The Classic Novel That Almost Never Was

This year marks the 50th anniversary of the publication of Anthony Burgess’s classic dystopian novel, A Clockwork Orange.  (I, however, read it for the first time only this year - no-one can ever accuse me of being ahead of the game, that’s for sure…)

 The novel (or, more accurately, the novella) is set in the near future in an unnamed city (which appears to be a curious mix of the darker elements of New York, London and Gotham).  This hybrid metropolis is over-run by gangs of feral youths, who nightly inflict terror on those citizens who are unlucky enough to find themselves in their path.

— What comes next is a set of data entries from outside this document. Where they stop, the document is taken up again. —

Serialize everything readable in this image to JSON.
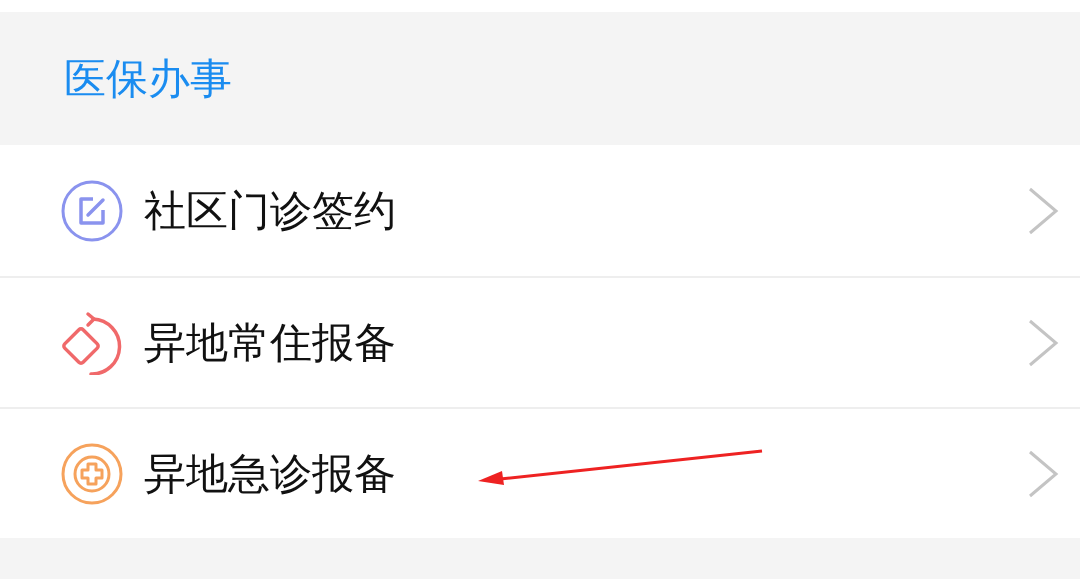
{
  "section": {
    "title": "医保办事"
  },
  "items": [
    {
      "label": "社区门诊签约",
      "kind": "edit",
      "color": "#8a93ee"
    },
    {
      "label": "异地常住报备",
      "kind": "rotate",
      "color": "#f0696a"
    },
    {
      "label": "异地急诊报备",
      "kind": "medical",
      "color": "#f6a25c"
    }
  ]
}
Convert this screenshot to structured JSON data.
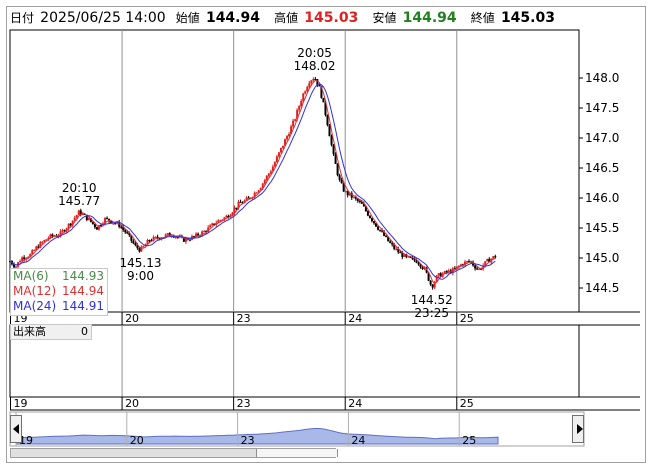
{
  "header": {
    "date_label": "日付",
    "date_value": "2025/06/25 14:00",
    "open_label": "始値",
    "open_value": "144.94",
    "high_label": "高値",
    "high_value": "145.03",
    "low_label": "安値",
    "low_value": "144.94",
    "close_label": "終値",
    "close_value": "145.03",
    "colors": {
      "high": "#e02020",
      "low": "#208020",
      "text": "#000000"
    }
  },
  "legend": [
    {
      "name": "MA(6)",
      "value": "144.93",
      "color": "#4a8a4a"
    },
    {
      "name": "MA(12)",
      "value": "144.94",
      "color": "#e03030"
    },
    {
      "name": "MA(24)",
      "value": "144.91",
      "color": "#3030e0"
    }
  ],
  "volume_panel": {
    "label": "出来高",
    "value": "0"
  },
  "chart_data": {
    "type": "line",
    "title": "",
    "xlabel": "",
    "ylabel": "",
    "x_tick_labels": [
      "19",
      "20",
      "23",
      "24",
      "25"
    ],
    "y_ticks": [
      148.0,
      147.5,
      147.0,
      146.5,
      146.0,
      145.5,
      145.0,
      144.5
    ],
    "y_tick_labels": [
      "148.0",
      "147.5",
      "147.0",
      "146.5",
      "146.0",
      "145.5",
      "145.0",
      "144.5"
    ],
    "ylim": [
      144.1,
      148.8
    ],
    "grid": false,
    "candle_colors": {
      "up": "#e02020",
      "down": "#000000"
    },
    "ma_colors": {
      "ma12": "#e03030",
      "ma24": "#3030e0"
    },
    "price_series": [
      [
        0.0,
        144.95
      ],
      [
        0.05,
        144.85
      ],
      [
        0.1,
        145.0
      ],
      [
        0.18,
        145.05
      ],
      [
        0.25,
        145.2
      ],
      [
        0.35,
        145.35
      ],
      [
        0.45,
        145.4
      ],
      [
        0.55,
        145.6
      ],
      [
        0.62,
        145.77
      ],
      [
        0.7,
        145.65
      ],
      [
        0.78,
        145.5
      ],
      [
        0.85,
        145.65
      ],
      [
        0.92,
        145.6
      ],
      [
        0.98,
        145.55
      ],
      [
        1.05,
        145.4
      ],
      [
        1.12,
        145.2
      ],
      [
        1.17,
        145.13
      ],
      [
        1.25,
        145.3
      ],
      [
        1.35,
        145.35
      ],
      [
        1.45,
        145.4
      ],
      [
        1.55,
        145.3
      ],
      [
        1.65,
        145.35
      ],
      [
        1.75,
        145.45
      ],
      [
        1.85,
        145.6
      ],
      [
        1.95,
        145.7
      ],
      [
        2.05,
        145.9
      ],
      [
        2.15,
        146.0
      ],
      [
        2.25,
        146.2
      ],
      [
        2.35,
        146.5
      ],
      [
        2.45,
        146.9
      ],
      [
        2.55,
        147.3
      ],
      [
        2.62,
        147.7
      ],
      [
        2.68,
        147.95
      ],
      [
        2.73,
        148.02
      ],
      [
        2.78,
        147.8
      ],
      [
        2.84,
        147.3
      ],
      [
        2.9,
        146.7
      ],
      [
        2.95,
        146.3
      ],
      [
        3.0,
        146.1
      ],
      [
        3.08,
        146.0
      ],
      [
        3.15,
        145.9
      ],
      [
        3.22,
        145.7
      ],
      [
        3.3,
        145.5
      ],
      [
        3.38,
        145.3
      ],
      [
        3.45,
        145.15
      ],
      [
        3.55,
        145.0
      ],
      [
        3.65,
        144.95
      ],
      [
        3.72,
        144.8
      ],
      [
        3.78,
        144.52
      ],
      [
        3.83,
        144.7
      ],
      [
        3.9,
        144.75
      ],
      [
        3.98,
        144.8
      ],
      [
        4.05,
        144.9
      ],
      [
        4.12,
        144.95
      ],
      [
        4.2,
        144.8
      ],
      [
        4.28,
        144.95
      ],
      [
        4.35,
        145.03
      ]
    ],
    "annotations": [
      {
        "time": "20:10",
        "value": "145.77",
        "x": 0.62,
        "y": 145.77,
        "position": "above"
      },
      {
        "time": "9:00",
        "value": "145.13",
        "x": 1.17,
        "y": 145.13,
        "position": "below"
      },
      {
        "time": "20:05",
        "value": "148.02",
        "x": 2.73,
        "y": 148.02,
        "position": "above"
      },
      {
        "time": "23:25",
        "value": "144.52",
        "x": 3.78,
        "y": 144.52,
        "position": "below"
      }
    ],
    "x_ticks": [
      0.0,
      1.0,
      2.0,
      3.0,
      4.0
    ],
    "xlim": [
      0.0,
      5.1
    ],
    "overview": {
      "x_tick_labels": [
        "19",
        "20",
        "23",
        "24",
        "25"
      ],
      "fill_color": "#a8b8e8"
    }
  }
}
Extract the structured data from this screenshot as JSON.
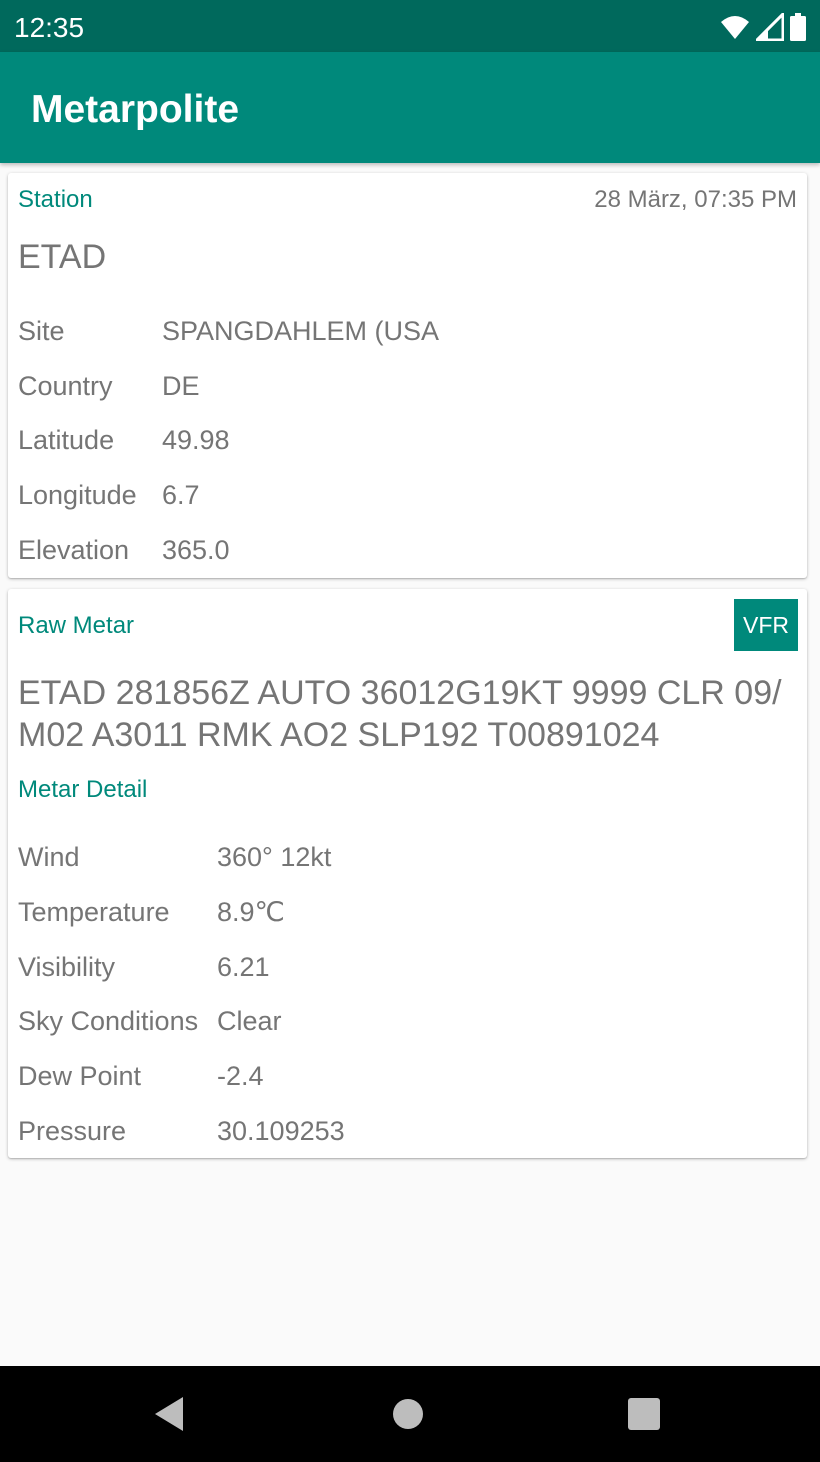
{
  "status_bar": {
    "time": "12:35",
    "icons": [
      "wifi-icon",
      "signal-icon",
      "battery-icon"
    ]
  },
  "app_bar": {
    "title": "Metarpolite"
  },
  "station_card": {
    "section_label": "Station",
    "timestamp": "28 März, 07:35 PM",
    "station_id": "ETAD",
    "rows": [
      {
        "label": "Site",
        "value": "SPANGDAHLEM (USA"
      },
      {
        "label": "Country",
        "value": "DE"
      },
      {
        "label": "Latitude",
        "value": "49.98"
      },
      {
        "label": "Longitude",
        "value": "6.7"
      },
      {
        "label": "Elevation",
        "value": "365.0"
      }
    ]
  },
  "metar_card": {
    "section_label": "Raw Metar",
    "flight_category": "VFR",
    "raw_line_1": "ETAD 281856Z AUTO 36012G19KT 9999 CLR 09/",
    "raw_line_2": "M02 A3011 RMK AO2 SLP192 T00891024",
    "detail_label": "Metar Detail",
    "rows": [
      {
        "label": "Wind",
        "value": "360° 12kt"
      },
      {
        "label": "Temperature",
        "value": "8.9℃"
      },
      {
        "label": "Visibility",
        "value": "6.21"
      },
      {
        "label": "Sky Conditions",
        "value": "Clear"
      },
      {
        "label": "Dew Point",
        "value": "-2.4"
      },
      {
        "label": "Pressure",
        "value": "30.109253"
      }
    ]
  },
  "colors": {
    "accent": "#00897b",
    "status_bar": "#00695c",
    "text_secondary": "#757575",
    "background": "#fafafa"
  },
  "nav_bar": {
    "icons": [
      "back-icon",
      "home-icon",
      "recents-icon"
    ]
  }
}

The novel’s narrator, Alex, is the leader of one such posse, and the book is littered with his sometimes incomprehensible idiolect – an argot deriving from Russian, gypsy patois and rhyming slang.

However, Alex’s reign of terror is brought to an abrupt end when he is betrayed by one of his fellow gang-members (or ‘droogs’).  After being arrested by the ‘millicents’ (police) and charged with murder, Alex is subjected to ‘aversion therapy’ in attempt to ‘cure’ him of his violent urges and sociopathic tendencies. 

The notion of good and evil, and the free will to choose between the two is the central theme of this book.  But in a departure from the ‘good-guy-turned-bad’ approach so common to this theme, Burgess has presented us with a thoroughly bad character who is turned good against his will.  And, it is this rather unorthodox slant which has elevated A Clockwork Orange to its well-deserved status as a modern classic. 

However, the novel’s success was far from a foregone conclusion – in fact, a recently-uncovered document seen by The Independent on Sunday reveals that the book’s publishers suffered a bad case of pre-publication jitters which almost resulted in the book being shelved (!) entirely.

The document was written by Maire Lynd, an in-house fiction reader for the publishing house, Heinemann.  Maire, it seems, could not decide whether A Clockwork Orange, was destined to be a hit or ‘an enormous flop’.  Lynd correctly noted that slang used in the book would pose ‘great difficulty’ to the reader, but by the same token, felt brave enough to predict that some of it may find its way into teenage vernacular. 

As it turned out, Maire’s assessment of the novel’s chances was proved right - on both counts.  The book posted very poor sales figures, and unenthusiastic reviews, when it was eventually published in 1962 – and it wasn’t until Stanley Kubrick’s 1971 movie adaptation that it was embraced by the general public – and it has retained its place among the cannon of modern literary greats ever since.

Interestingly, Burgess was somewhat less enthusiastic about his best-known work: "It is ironic that I am always associated with A Clockwork Orange”, he said in a previously unpublished interview. “This, of all my books, is the one I like least."